Powell: Hypemaster-General

More details of the Bloom Box have been revealed at a carefully managed press conference in California.  The much-hyped off-grid source of cheap electricity  will not lead us all to disconnect from the grid tomorrow, but it is undoubtedly disruptive technology, and very exciting for the off-grid community.

The firm’s executives and backers do think that many people in future may choose to install the small box in their home and use it to generate electricity from such fuels as methane and ethanol or even solar, rather than buying it from expensive, wasteful centralised producers.  It is a game-changer.
The invention is simply an oxide fuel cell, which the industry has known for years to be one of the most promising forms of power supply device. The problem has been cost, and Bloom Energy have not solved that issue.
Fuel cells are devices that convert fuel into electricity through a clean electro-chemical process rather than dirty combustion. They are like batteries except that they always run.
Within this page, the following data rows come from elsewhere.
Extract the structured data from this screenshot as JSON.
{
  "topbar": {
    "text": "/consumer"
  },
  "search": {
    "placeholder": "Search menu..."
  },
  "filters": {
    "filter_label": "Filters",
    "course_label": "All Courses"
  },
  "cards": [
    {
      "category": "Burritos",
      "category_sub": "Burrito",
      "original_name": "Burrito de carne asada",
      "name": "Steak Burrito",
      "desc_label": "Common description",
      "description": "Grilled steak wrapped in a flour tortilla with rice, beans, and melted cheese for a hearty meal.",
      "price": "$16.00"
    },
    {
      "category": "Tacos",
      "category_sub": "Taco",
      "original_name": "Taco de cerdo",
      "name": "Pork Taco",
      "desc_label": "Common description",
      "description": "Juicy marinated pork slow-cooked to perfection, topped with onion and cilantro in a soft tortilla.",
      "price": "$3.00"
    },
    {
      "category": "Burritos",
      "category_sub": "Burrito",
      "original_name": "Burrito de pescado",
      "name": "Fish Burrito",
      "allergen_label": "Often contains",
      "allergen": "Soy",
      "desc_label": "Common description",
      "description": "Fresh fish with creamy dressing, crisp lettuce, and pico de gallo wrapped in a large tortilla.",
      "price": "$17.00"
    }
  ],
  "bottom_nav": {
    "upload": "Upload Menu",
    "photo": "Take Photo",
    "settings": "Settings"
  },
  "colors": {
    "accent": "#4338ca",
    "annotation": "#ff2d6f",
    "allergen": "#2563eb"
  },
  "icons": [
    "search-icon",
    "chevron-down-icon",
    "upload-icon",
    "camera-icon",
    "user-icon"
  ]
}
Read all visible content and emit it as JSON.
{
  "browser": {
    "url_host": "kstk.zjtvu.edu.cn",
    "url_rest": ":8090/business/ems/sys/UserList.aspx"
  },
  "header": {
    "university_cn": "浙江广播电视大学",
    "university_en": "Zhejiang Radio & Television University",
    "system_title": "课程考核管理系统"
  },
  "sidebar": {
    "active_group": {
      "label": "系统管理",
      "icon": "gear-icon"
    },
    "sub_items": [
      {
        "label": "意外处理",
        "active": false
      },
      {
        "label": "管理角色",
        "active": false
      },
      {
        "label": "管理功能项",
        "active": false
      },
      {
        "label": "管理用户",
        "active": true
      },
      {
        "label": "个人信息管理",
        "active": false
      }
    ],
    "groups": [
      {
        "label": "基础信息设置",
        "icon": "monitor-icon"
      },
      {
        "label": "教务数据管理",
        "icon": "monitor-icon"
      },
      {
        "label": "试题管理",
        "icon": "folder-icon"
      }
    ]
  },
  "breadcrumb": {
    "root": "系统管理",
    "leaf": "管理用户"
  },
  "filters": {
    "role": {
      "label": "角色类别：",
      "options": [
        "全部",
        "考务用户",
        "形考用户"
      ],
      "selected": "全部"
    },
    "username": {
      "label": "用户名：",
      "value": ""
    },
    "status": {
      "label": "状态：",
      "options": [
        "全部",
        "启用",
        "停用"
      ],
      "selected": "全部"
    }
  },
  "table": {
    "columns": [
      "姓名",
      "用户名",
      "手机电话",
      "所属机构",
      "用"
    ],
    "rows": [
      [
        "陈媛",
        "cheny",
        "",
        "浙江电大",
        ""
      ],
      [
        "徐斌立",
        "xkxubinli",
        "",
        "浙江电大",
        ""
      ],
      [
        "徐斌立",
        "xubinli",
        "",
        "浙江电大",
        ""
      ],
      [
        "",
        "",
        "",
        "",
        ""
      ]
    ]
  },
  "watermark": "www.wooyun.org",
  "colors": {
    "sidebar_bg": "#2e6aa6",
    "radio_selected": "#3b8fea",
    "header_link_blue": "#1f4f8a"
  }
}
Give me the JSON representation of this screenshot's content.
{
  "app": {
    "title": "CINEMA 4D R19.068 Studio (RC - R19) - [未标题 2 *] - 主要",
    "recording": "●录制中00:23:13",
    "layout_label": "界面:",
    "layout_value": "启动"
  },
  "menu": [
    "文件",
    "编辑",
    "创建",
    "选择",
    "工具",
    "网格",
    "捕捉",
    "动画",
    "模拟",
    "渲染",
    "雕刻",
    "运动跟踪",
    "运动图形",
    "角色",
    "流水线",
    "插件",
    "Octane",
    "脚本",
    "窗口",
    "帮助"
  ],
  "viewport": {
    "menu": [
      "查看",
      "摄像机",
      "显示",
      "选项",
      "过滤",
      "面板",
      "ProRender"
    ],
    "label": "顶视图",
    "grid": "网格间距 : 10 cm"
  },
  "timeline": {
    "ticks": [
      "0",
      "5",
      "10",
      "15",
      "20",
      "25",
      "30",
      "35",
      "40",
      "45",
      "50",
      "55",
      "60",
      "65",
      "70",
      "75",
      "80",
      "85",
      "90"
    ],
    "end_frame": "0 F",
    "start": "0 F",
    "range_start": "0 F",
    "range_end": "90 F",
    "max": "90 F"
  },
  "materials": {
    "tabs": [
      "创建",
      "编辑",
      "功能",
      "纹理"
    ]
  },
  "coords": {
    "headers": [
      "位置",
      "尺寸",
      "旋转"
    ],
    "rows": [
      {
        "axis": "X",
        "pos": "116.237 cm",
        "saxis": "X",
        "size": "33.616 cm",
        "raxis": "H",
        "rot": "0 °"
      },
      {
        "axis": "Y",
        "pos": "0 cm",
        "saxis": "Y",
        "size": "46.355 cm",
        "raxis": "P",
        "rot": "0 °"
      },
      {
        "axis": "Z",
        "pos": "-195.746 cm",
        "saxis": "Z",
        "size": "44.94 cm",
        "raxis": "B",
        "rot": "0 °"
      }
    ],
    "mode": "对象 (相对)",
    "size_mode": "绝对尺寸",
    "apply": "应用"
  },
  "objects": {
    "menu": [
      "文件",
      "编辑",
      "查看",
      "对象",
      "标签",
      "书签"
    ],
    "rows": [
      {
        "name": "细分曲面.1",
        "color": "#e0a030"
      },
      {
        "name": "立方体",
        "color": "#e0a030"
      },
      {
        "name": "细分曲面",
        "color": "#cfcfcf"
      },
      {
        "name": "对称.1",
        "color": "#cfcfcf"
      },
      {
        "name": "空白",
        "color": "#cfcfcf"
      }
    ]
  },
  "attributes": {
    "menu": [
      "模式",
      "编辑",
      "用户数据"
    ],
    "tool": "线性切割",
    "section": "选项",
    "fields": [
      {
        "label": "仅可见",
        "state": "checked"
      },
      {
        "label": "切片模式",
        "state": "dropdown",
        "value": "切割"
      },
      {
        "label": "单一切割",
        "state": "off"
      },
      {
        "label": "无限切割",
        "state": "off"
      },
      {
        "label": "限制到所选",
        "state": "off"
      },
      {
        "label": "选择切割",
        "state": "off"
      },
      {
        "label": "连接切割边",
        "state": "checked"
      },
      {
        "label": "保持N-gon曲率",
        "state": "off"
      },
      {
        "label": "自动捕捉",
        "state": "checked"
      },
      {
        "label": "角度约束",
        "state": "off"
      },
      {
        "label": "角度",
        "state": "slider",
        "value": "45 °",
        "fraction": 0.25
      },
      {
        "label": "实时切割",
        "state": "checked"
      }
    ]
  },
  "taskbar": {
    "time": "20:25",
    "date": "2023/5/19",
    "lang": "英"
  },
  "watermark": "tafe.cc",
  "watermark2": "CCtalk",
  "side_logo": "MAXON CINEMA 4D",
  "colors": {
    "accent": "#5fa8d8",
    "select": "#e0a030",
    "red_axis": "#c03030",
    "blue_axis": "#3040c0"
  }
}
The Bloom box naturally takes in oxygen from the air and emits CO2 just like an ordinary hydrocarbon-fuelled generator. But it is more efficient: and unlike most fuel cells, according to its makers, it is cheap to make.
That, in a nutshell, is it: a cheap fuel cell – made of  “sand and ink” according to interviews given by Bloom CEO KR Sridhar – and are undergoing trial deployments at various customer facilities in California. Wal-Mart, FedEx, eBay and Google have been named as customers.
E-Bay chief John Donahoe told today’spress conference that Bloom is “disruptive” just like eBay was. “We put solar in, 65,000 feet of it, which powers 18% of our campus on peak. But then we ran into Bloom. Put it in last july, and it’s powering 15% off just  5 boxes.”
Mostly the pilot Bloom plants – larger, fridge or car-sized units intended to power large buildings – run on ordinary fossil-fuel natural gas, but some users intend to use gas sourced from landfills or other more eco-feely sources.
The Bloom’s Energy Server, as the company is now calling it,  is “a new class of distributed power generator, producing clean, reliable, affordable electricity at the customer site.”
That is what makes interesting to people living off-grid, or wanting to.
Bloom’s fuel cell technology is different than legacy “hydrogen” fuel cells in four main ways:
1. Low cost materials – our cells use a common sand-like powder instead of precious
metals like platinum or corrosive materials like acids.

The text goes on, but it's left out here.